Do labels matter? Sometimes they do. What do you think of when you hear “freelancer”? Does your visual change when someone says they’re an “independent contractor” instead? What about “consultant”? Let’s take a look at each of them:
According to Wikipedia.org, this terms was coined back in medieval days by Sir Walter Scott “to describe a ‘medieval mercenary warrior’ or ‘free-lance.’” Just as it sounds, a lance is a weapon or a spear. In today’s world of work, the freelancer label is usually attached to a writer or an artist—a graphic designer, an illustrator, a photographer, for instance. For some, a freelancer may be a hobbyist; so that could be a downside to this label.

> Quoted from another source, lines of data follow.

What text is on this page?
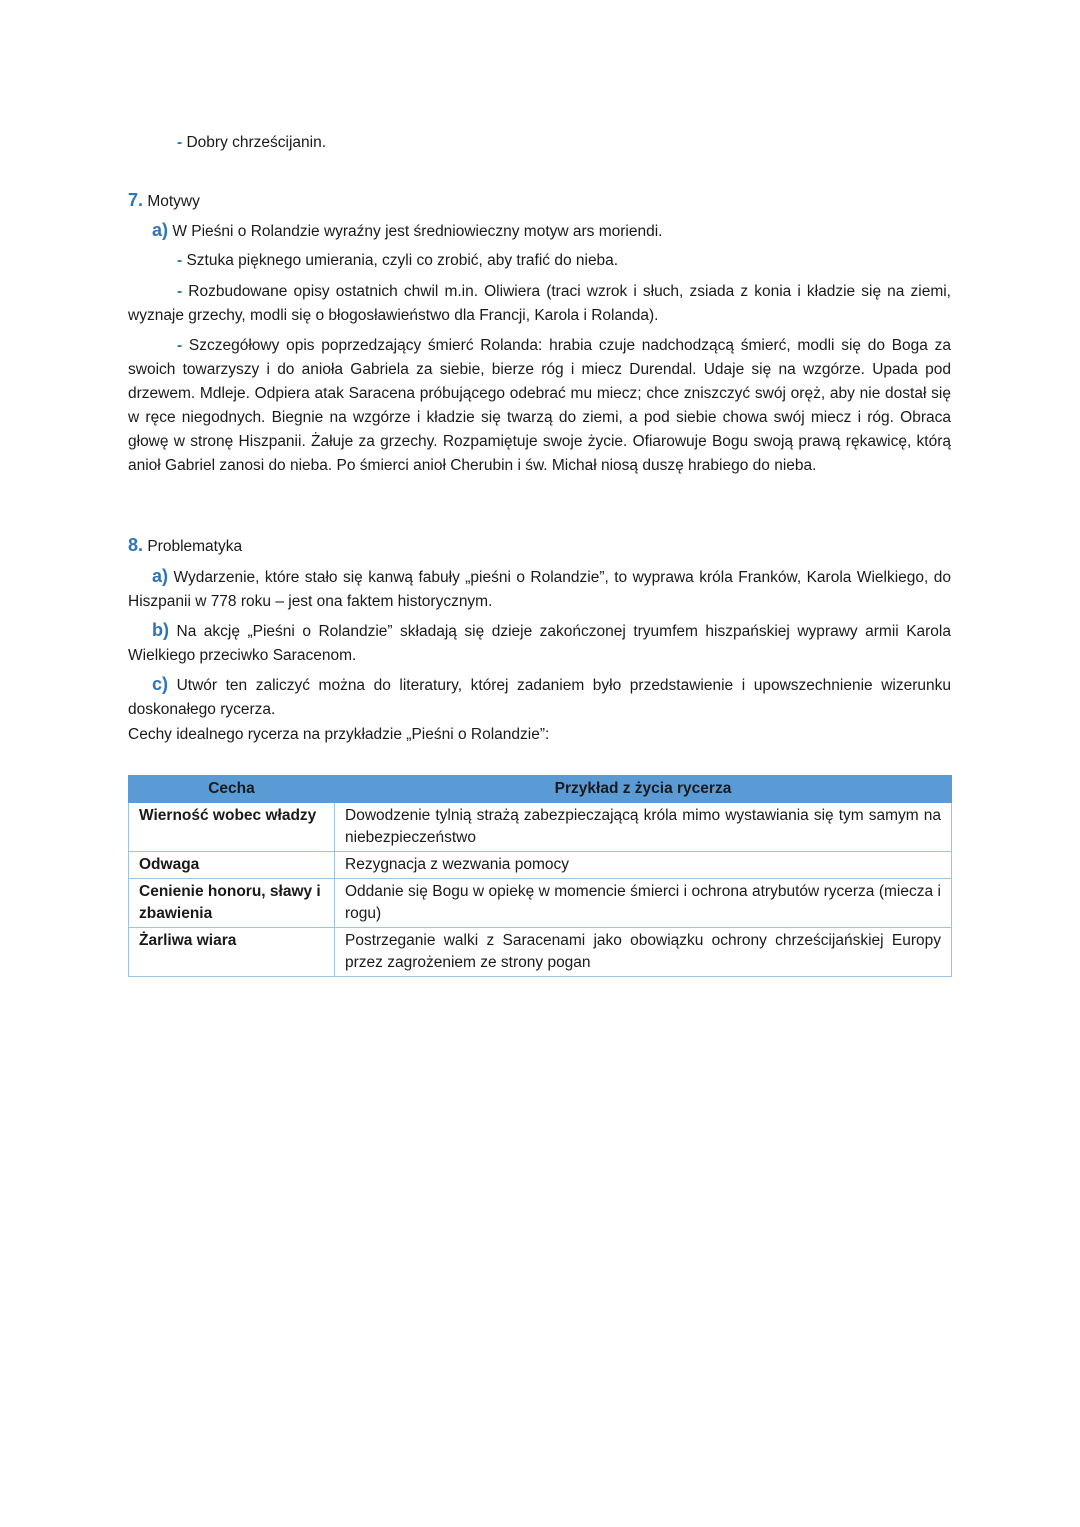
- Dobry chrześcijanin.
7. Motywy
a) W Pieśni o Rolandzie wyraźny jest średniowieczny motyw ars moriendi.
- Sztuka pięknego umierania, czyli co zrobić, aby trafić do nieba.
- Rozbudowane opisy ostatnich chwil m.in. Oliwiera (traci wzrok i słuch, zsiada z konia i kładzie się na ziemi, wyznaje grzechy, modli się o błogosławieństwo dla Francji, Karola i Rolanda).
- Szczegółowy opis poprzedzający śmierć Rolanda: hrabia czuje nadchodzącą śmierć, modli się do Boga za swoich towarzyszy i do anioła Gabriela za siebie, bierze róg i miecz Durendal. Udaje się na wzgórze. Upada pod drzewem. Mdleje. Odpiera atak Saracena próbującego odebrać mu miecz; chce zniszczyć swój oręż, aby nie dostał się w ręce niegodnych. Biegnie na wzgórze i kładzie się twarzą do ziemi, a pod siebie chowa swój miecz i róg. Obraca głowę w stronę Hiszpanii. Żałuje za grzechy. Rozpamiętuje swoje życie. Ofiarowuje Bogu swoją prawą rękawicę, którą anioł Gabriel zanosi do nieba. Po śmierci anioł Cherubin i św. Michał niosą duszę hrabiego do nieba.
8. Problematyka
a) Wydarzenie, które stało się kanwą fabuły „pieśni o Rolandzie”, to wyprawa króla Franków, Karola Wielkiego, do Hiszpanii w 778 roku – jest ona faktem historycznym.
b) Na akcję „Pieśni o Rolandzie” składają się dzieje zakończonej tryumfem hiszpańskiej wyprawy armii Karola Wielkiego przeciwko Saracenom.
c) Utwór ten zaliczyć można do literatury, której zadaniem było przedstawienie i upowszechnienie wizerunku doskonałego rycerza.
Cechy idealnego rycerza na przykładzie „Pieśni o Rolandzie”:
Cecha	Przykład z życia rycerza
Wierność wobec władzy	Dowodzenie tylnią strażą zabezpieczającą króla mimo wystawiania się tym samym na niebezpieczeństwo
Odwaga	Rezygnacja z wezwania pomocy
Cenienie honoru, sławy i zbawienia	Oddanie się Bogu w opiekę w momencie śmierci i ochrona atrybutów rycerza (miecza i rogu)
Żarliwa wiara	Postrzeganie walki z Saracenami jako obowiązku ochrony chrześcijańskiej Europy przez zagrożeniem ze strony pogan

This is a useful and common catchall label. It usually gives the impression that the individual is an owner or operator of a micro business, sometimes with one or two employees. Outside the corporate world, this term sometimes gets confused with a type of contractor who is specifically in the construction or building industry.
Many take advantage of the vagueness of this label. This could be someone who is a lone individual or someone attached to a large consulting firm. This label is more formal. And it is most commonly associated with someone dispensing expert, professional advice. Usually, this is not a label for a practitioner of a craft.
So who cares about these labels anyway? Not the IRS.
To them, the important question is: who is your employer—in practice, regardless of the label? Yourself? A company or business? The user of your services? Based on this question the IRS has two categories of workers: employed or self-employed. For income reporting, the employee gets a W-2 form from the employer and an independent contractor receives a 1099 form from a client.
What other labels have you seen out there?